Für Unternehmen, die ganz oder teilweise der GSVO unterstehen, sind die Konsequenzen beachtlich und die notwendigen Massnahmen sollten ergriffen werden, aber:
⇒ Panik und überhastete Entscheidungen über die zu ergreifenden Massnahmen sind zurzeit (und überhaupt) fehl am Platz, weil:
- Datenschutzaufsichtsbehörden dürften in Anbetracht der Abhängigkeit vieler Unternehmen von amerikanischen Diensten nicht verlangen, dass x-tausende Unternehmen in der EU und der CH von einem Tag auf dem anderen auf die Nutzung von amerikanischen Diensten (Hard- wie Software) verzichten. Das hätte ein wirtschaftliches Erdbeben zur Folge – erst recht nach dem wegen der Covid-19-Pandemie angeordneten Lockdown und der weiterhin unsicheren wirtschaftlichen Gesamtlage.
- Europa befindet sich im Vergleich zu den USA und Asien in einem enormen digitalen Rückstand: Europa ist schlichtweg nicht in der Lage, die benötigte IT-Infrastruktur selbst zu betreiben und weiterzuentwickeln.

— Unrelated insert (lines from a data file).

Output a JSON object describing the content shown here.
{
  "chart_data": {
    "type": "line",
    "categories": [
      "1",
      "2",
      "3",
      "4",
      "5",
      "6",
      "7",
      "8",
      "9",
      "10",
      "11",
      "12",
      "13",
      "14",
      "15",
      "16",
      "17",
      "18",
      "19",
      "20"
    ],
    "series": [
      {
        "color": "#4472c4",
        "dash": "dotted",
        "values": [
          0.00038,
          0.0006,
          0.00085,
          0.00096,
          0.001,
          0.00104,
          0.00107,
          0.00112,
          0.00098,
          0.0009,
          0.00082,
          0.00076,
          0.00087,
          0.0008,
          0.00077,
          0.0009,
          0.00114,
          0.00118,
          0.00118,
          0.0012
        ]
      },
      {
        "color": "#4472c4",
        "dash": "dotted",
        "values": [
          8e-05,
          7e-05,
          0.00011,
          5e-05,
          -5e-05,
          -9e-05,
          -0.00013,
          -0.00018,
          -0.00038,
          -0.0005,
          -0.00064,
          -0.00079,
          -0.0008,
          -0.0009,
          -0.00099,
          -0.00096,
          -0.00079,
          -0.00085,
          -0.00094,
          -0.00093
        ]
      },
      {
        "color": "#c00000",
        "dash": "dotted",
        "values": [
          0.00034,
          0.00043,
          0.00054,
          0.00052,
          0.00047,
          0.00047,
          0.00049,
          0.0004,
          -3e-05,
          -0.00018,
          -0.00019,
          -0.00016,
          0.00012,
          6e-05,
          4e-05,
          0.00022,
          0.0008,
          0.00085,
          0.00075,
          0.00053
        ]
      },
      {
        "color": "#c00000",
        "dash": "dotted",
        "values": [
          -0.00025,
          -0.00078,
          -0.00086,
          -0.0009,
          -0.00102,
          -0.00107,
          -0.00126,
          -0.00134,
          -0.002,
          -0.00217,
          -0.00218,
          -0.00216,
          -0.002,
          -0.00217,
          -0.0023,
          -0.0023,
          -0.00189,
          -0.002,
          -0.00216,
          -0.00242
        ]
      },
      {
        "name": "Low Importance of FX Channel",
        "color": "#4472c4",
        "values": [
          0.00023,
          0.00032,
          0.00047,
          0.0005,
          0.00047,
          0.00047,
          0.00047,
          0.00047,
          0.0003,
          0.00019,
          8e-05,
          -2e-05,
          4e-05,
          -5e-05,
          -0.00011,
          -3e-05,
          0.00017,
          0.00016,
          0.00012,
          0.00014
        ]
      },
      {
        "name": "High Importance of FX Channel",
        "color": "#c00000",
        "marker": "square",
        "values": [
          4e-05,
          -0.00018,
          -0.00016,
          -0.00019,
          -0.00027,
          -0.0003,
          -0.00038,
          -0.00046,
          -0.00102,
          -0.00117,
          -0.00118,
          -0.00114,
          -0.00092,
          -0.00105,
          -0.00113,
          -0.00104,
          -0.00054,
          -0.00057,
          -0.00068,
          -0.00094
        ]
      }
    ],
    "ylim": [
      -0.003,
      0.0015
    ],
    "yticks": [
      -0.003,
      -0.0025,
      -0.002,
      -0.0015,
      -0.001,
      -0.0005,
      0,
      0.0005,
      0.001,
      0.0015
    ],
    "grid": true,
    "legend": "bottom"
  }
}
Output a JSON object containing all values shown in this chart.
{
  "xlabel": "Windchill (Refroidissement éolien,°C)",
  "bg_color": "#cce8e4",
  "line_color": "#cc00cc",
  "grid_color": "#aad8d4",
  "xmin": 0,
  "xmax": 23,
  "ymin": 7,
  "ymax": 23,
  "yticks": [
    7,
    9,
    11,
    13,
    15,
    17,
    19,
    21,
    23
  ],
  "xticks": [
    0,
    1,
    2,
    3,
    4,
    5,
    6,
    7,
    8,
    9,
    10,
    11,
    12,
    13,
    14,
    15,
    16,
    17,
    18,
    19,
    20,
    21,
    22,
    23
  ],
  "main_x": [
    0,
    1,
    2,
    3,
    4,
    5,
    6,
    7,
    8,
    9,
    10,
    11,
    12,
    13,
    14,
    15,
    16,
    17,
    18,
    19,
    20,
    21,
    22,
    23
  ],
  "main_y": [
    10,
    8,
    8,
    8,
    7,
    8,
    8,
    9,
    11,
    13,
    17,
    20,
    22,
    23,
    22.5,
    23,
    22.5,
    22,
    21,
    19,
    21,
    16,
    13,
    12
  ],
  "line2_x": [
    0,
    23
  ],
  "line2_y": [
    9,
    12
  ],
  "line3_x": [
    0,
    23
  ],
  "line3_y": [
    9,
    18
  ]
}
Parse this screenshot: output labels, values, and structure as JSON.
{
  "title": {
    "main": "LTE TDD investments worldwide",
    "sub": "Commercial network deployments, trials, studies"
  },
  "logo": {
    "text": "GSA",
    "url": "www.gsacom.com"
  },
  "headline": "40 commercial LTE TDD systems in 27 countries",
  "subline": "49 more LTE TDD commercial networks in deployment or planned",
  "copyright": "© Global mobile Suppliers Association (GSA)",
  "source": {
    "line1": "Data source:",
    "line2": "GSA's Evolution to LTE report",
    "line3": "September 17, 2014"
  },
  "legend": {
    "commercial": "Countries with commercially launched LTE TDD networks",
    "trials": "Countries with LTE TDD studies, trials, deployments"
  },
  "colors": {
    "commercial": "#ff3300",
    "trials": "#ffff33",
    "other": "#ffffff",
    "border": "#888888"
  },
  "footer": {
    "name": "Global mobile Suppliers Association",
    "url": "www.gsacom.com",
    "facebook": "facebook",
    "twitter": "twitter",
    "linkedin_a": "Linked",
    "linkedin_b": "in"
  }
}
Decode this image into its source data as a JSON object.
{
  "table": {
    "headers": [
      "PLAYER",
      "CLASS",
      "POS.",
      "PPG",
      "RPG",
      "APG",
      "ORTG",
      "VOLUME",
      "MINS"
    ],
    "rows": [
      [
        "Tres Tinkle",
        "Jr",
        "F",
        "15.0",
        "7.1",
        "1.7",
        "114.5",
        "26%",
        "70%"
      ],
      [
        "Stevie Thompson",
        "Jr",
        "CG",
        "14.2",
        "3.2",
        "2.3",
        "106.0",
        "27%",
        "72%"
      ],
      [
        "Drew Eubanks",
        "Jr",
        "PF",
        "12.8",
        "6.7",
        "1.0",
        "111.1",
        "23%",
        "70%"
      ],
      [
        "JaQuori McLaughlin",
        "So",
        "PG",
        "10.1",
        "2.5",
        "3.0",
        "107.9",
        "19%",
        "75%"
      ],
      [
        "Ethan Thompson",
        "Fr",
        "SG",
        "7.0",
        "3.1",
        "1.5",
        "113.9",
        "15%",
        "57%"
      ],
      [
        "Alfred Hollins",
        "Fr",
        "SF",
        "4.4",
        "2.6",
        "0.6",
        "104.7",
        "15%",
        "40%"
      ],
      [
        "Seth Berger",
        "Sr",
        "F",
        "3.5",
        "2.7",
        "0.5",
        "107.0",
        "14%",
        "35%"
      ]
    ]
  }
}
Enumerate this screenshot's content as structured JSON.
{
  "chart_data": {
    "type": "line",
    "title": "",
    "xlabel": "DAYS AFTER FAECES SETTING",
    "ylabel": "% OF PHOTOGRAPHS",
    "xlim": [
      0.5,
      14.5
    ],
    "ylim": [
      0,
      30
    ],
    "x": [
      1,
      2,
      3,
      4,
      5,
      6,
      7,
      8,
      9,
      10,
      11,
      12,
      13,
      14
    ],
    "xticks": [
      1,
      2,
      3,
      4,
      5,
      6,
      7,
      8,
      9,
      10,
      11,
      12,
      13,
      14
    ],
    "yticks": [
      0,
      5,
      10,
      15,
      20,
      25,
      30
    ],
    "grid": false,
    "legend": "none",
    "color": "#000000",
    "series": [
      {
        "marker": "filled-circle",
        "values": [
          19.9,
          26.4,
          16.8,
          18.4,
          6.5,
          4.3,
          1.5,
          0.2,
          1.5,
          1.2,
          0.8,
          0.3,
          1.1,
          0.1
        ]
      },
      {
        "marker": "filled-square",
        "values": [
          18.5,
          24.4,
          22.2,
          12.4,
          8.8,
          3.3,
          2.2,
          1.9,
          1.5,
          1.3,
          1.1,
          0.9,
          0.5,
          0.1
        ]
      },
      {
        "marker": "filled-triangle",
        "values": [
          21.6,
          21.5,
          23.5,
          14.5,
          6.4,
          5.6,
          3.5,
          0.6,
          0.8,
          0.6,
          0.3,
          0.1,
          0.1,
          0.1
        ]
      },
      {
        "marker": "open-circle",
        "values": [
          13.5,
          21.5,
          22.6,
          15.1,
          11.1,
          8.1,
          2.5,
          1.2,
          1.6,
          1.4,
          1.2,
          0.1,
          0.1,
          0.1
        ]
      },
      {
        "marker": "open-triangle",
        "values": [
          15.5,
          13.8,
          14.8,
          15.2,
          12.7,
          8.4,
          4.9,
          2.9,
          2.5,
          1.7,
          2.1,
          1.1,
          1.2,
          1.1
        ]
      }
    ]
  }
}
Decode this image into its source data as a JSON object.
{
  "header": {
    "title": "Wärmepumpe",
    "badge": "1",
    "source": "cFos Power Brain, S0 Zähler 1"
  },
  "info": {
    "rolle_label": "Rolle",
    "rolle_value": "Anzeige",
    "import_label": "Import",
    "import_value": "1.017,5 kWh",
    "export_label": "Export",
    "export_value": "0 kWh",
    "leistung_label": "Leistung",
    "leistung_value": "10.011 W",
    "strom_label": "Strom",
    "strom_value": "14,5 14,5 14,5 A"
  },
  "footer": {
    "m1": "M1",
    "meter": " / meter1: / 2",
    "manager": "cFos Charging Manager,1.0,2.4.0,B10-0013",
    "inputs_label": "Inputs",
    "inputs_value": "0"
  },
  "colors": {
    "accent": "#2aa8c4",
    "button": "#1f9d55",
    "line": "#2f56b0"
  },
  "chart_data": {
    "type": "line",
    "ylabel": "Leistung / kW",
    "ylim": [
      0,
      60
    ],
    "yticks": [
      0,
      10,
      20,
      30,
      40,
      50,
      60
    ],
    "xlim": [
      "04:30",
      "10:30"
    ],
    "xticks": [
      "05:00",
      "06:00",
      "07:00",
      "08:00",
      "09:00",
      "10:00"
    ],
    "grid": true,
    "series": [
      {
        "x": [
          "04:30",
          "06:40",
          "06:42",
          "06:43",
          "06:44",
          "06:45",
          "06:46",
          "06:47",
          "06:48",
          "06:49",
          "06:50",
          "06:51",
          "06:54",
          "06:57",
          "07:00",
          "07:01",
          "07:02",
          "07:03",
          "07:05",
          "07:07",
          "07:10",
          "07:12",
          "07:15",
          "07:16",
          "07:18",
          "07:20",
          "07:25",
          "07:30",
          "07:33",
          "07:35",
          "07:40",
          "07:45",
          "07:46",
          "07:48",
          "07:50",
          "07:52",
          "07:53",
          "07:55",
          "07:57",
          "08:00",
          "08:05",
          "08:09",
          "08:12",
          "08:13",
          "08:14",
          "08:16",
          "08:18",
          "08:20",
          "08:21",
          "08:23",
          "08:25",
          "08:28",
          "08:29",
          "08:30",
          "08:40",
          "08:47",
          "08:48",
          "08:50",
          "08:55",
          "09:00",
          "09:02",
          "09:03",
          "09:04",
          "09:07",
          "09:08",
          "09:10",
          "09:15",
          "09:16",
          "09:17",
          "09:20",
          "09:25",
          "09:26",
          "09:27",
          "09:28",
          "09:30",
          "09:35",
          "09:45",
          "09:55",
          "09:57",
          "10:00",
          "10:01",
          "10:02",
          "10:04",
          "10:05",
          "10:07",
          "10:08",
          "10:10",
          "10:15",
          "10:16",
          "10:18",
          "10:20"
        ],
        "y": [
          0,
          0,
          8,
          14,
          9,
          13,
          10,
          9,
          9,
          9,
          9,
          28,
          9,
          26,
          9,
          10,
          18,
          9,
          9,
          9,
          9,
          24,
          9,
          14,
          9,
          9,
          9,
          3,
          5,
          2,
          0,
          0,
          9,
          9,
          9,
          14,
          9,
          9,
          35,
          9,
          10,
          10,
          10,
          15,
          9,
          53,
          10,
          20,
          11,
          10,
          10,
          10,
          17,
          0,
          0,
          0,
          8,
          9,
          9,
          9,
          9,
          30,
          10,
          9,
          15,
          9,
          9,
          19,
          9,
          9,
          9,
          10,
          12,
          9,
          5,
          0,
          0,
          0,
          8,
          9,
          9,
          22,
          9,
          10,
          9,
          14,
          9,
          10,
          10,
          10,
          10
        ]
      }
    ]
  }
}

Ohne Hard- und Software aus den USA und Asien kann die europäische Wirtschaft (aktuell) kaum funktionieren.
- Die EU – und auch die Schweiz – hat daher jegliches Interesse, mit den USA eine Lösung zu finden. Die politische Lage in den USA sowie die Covid-19-Pandemie lassen aber nicht auf eine schnelle Lösungsfindung hoffen.
⇒ Infolge dessen sollten die betroffenen Unternehmen eine pragmatische Vorgehensweise bevorzugen, die Entwicklung beobachten und zwischenzeitlich die kleineren Massnahmen mit den grössten Wirkungen umsetzen. Der komplette Verzicht auf amerikanische Dienste dürfte nämlich ebenso wenig finanzierbar wie aus Praktikabilitätsgründen umsetzbar sein. Alles andere käme gleich, auf Spatzen mit Kanonen zu schiessen.
⇒ Die Einschätzung des EDÖB vom 8. September 2020, wonach der Datenschutz in den USA unangemessen ist, hebt das CH-US Privacy Shield nicht auf, knüpft aber die Übermittlung von Personendaten aus der Schweiz in die USA an bestimmten Voraussetzungen an.
Für Unternehmen, auf denen ausschliesslich das DSG anwendbar ist, sind die Konsequenzen dieser Einschätzung vorläufig und im Vergleich zu denen, die der DSGVO unterstehen, relativ gering.
⇒ Bei der auf den Standardvertragsklauseln gestützten Datenübermittlung in die USA müssen diese stets eine dreistufige Einzelfallüberprüfung vornehmen bestehend aus:
- einer Abschätzung der datenschutzrechtlichen Risiken,
- der Prüfung, ob der Empfänger der Personendaten in den USA besonderen Zugriffen der dortigen Behörden unterworfen ist, und
- ob der Zugriff der Behörden auf die übermittelten Personendaten in den USA mit technischen Mitteln wie z.B. mit Verschlüsselung faktisch verhindert werden kann.
⇒ Können diese Voraussetzungen erfüllt werden, können Personendaten von der Schweiz in die USA gefahrlos übermittelt werden.